Originally posted by: dunno99
Hrm, seems like everyone is arguing over symmentics. I guess I'll take a shot at this, but don't flame me if I get it wrong....
Reading chapter 30 of GPU Gems 2 (available for free on nVidia's developer site...or Google for a direct link), it says that the NV45 (GF 6800) has exactly 16 pixel pipelines (and 6 vertex, but we don't care about that right now).
However, the 16 pipelines are divided into units of four (which is also why all the NV4x cards have multiples of 4 pixel pipelines), and fragments from each primitive are processed in adjacent groups of 4 at a time (which would mean from the same primitive). What I think this implies is, at border conditions, the pipeline units are less than fully efficient...as in, each unit may process less than 4 pixels (I'm willing to assume that the hardware is smart enough to align the pixels such that it will result in one less "batch" per horizontal scan, if possible). So this means that it isn't
really a fully 16 pipeline GPU (although, the performance penalty is probably minimal, and it can probably make up for it if derivatives are used, compared to other cards).

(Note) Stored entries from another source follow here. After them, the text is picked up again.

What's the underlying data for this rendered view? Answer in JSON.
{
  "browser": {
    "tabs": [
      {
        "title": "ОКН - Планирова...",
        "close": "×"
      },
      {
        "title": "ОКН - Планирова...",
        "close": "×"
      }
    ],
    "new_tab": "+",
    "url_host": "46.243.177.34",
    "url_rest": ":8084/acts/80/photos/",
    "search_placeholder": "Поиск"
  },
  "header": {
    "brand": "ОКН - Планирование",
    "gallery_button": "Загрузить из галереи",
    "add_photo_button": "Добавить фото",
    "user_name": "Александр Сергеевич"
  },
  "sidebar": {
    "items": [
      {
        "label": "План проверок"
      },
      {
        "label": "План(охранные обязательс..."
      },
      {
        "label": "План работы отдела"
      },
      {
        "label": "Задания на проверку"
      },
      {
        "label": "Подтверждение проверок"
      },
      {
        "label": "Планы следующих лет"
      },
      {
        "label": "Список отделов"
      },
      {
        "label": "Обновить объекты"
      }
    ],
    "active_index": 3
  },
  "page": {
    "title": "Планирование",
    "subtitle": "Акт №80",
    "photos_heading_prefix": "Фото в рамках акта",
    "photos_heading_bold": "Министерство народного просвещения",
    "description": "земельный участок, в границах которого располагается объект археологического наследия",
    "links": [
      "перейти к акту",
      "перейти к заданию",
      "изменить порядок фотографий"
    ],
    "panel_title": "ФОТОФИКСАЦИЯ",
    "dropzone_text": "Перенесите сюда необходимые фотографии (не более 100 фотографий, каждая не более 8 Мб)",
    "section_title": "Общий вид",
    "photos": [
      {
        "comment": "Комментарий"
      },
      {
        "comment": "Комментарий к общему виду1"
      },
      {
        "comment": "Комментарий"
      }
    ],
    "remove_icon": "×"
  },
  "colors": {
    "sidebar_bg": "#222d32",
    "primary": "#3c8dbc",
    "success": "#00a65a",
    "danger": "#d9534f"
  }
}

Furthermore, each pixel pipeline has two fp32 shader units (ALUs, I presume) in series, of which the first shader unit can have its result substituted by a texture fetch instead. Both shaders units process instructions in parallel per clock (assuming no hazards or dependencies). From the looks of it, both shader units are full ALUs. Since they probably both can do vec4, vec3 + scalar, or vec2 + vec2, this would mean, at most, 4 parallel instructions (two coissues per shader unit) are processed at each tick of the clock. This is why latency hiding is especially important, and I suppose which is why each texture fetch should be followed by either more texture fetches or non-dependent instructions. (Note: Because of the deep pipeline structure of these GPUs, branching is basically done via a brute force approach. I believe this is the reason why the NV4x GPUs can only perform 4 nested if/else statements, because by taking all branches, 4 nested branches would equate to 2^4 = 16 different paths...but I'm guessing here.)

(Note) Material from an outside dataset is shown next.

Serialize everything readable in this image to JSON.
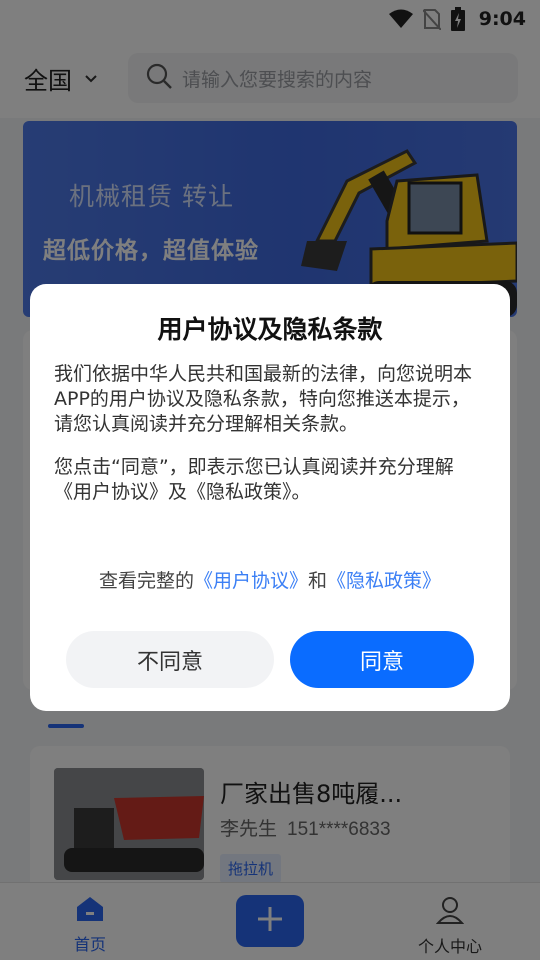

On the other hand, I'm guessing that the X1900 will have 16 separate (although they might be able to work together) pipelines, each being able to process 3 separate fragments in parallel each. This seems to me to be like the fragment "units" above (I'm guessing the two companies are using the terminology a little differently). So each pipeline is a unit itself, and each unit is composed of 3 individual fragment processors (each being able to work on one fragment at a time). The 16 texture units would mean that each cycle, only 16 of these fragment processors will get to retrieve data from memory. Given that NV45 has 16 texture units and 16 pixel processors with two full ALUs each, that means a 16*2:16 = 2:1 ratio. On the other hand, ATi has 16 texture units and 48 pixel processors with either 1 or 1.5 ALUs each (I don't know which)...this would translate to a 3:1 or 4.5:1.
If anyone notices anything wrong, feel free to correct, not flame.